Although Trump’s four-plus-year prospect should be a huge motivator for any Democrat, Joe Biden could also use his choice of a vice president to thrill the left wing of the party. No one escapes that he represents the most centrist part of the Democrats, a member of the establishment, and that millions of young voters would rather have seen another candidate win the primaries. Maybe I could wink at them in choosing their vice president.

Bernie Sanders is another white septuagenarian like Biden and also doesn’t seem to have much interest in the appointment. The second option would be his also former rival in the primaries, Elizabeth Warren, very popular in the most left-wing sector of the Democratic Party. She has already said that I would be delighted.

One choice that would surely piss off the most leftists and give them a reason to stay home on election day is Amy Klobuchar. We are talking about another of Biden’s rivals in the Democratic primaries, but one that is much closer to him ideologically. I would not complete him on that side but, as a senator for Minnesota, it is true that he comes from a region of the country to which the Democratic candidate will have to pay close attention if he wants to block a second Trump term.

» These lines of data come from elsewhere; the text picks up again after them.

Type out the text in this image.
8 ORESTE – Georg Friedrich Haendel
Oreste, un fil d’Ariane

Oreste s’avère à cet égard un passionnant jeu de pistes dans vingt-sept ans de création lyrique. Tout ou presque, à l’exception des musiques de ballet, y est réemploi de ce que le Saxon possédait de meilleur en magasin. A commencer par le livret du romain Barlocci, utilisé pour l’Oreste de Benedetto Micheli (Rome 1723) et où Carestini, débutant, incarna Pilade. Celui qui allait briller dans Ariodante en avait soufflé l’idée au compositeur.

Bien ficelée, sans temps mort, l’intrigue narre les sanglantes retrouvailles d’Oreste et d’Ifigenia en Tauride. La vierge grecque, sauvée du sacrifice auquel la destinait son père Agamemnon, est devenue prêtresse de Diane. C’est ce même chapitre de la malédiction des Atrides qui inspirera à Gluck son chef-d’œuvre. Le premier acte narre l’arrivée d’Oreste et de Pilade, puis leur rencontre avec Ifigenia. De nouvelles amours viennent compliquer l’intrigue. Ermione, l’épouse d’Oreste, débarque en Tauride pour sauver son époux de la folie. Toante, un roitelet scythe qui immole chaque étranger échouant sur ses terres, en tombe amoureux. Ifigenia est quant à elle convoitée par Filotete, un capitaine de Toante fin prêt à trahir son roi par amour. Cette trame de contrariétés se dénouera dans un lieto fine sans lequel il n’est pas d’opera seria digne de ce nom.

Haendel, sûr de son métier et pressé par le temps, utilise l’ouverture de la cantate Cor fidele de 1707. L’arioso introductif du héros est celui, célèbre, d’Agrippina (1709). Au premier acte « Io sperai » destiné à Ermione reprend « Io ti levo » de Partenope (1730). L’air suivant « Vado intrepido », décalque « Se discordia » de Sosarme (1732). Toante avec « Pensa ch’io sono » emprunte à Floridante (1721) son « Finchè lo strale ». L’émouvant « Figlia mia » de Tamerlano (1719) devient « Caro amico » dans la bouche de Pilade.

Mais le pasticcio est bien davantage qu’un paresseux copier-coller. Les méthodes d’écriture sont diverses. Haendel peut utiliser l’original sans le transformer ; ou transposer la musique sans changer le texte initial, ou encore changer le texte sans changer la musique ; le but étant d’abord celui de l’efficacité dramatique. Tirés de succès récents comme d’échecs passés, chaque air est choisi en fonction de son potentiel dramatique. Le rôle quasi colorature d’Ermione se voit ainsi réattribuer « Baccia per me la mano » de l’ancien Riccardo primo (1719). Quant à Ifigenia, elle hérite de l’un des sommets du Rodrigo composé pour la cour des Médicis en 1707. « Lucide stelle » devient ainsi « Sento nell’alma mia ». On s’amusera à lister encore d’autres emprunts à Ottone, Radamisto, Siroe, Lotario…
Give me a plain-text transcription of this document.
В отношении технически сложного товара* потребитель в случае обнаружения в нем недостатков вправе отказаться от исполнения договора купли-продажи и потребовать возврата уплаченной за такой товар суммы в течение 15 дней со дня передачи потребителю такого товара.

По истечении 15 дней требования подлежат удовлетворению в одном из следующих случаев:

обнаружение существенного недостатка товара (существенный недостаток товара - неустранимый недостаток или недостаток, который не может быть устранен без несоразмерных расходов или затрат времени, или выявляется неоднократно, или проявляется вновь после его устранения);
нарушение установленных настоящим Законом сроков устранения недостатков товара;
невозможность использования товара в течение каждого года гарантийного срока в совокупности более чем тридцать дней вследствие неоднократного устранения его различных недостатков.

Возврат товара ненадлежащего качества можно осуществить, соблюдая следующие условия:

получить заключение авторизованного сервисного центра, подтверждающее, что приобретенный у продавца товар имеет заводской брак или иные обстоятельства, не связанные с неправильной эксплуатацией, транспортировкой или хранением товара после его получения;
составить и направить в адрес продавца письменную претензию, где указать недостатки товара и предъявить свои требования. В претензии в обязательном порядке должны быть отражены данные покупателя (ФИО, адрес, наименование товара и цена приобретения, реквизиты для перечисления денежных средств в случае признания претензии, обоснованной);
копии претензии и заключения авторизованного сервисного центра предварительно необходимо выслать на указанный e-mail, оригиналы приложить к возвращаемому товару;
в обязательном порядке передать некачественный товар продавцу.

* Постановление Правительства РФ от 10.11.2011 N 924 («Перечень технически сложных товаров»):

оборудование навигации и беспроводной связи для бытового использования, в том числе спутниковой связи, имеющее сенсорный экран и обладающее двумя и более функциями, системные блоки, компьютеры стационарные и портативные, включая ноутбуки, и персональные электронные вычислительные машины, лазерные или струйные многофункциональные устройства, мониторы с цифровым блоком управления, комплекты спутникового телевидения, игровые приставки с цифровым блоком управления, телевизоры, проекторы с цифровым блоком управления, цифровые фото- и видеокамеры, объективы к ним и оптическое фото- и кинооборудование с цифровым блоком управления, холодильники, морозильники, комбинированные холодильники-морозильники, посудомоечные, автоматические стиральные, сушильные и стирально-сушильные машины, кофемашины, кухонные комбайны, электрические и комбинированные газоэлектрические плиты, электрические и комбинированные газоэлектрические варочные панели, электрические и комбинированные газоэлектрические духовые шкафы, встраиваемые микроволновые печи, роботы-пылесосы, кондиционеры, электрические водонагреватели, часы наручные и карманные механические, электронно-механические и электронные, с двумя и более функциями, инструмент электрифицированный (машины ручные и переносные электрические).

Among so many women who publicly campaign to be Biden’s candidate, there is one who seems hell-bent on getting out of the way. Michigan Governor Gretchen Whitmer has become a star among Democrats in these times of coronavirus. Her cold blood in the face of conservative pressures to end the confinement have made her famous, but has said quite emphatically that she is not interested in going to work at the White House.

Abrams, Harris, Warren, Klobuchar, Demings … only Biden knows who will be the chosen one, or maybe not even him. We’ll see who he chooses to try to get to the White House.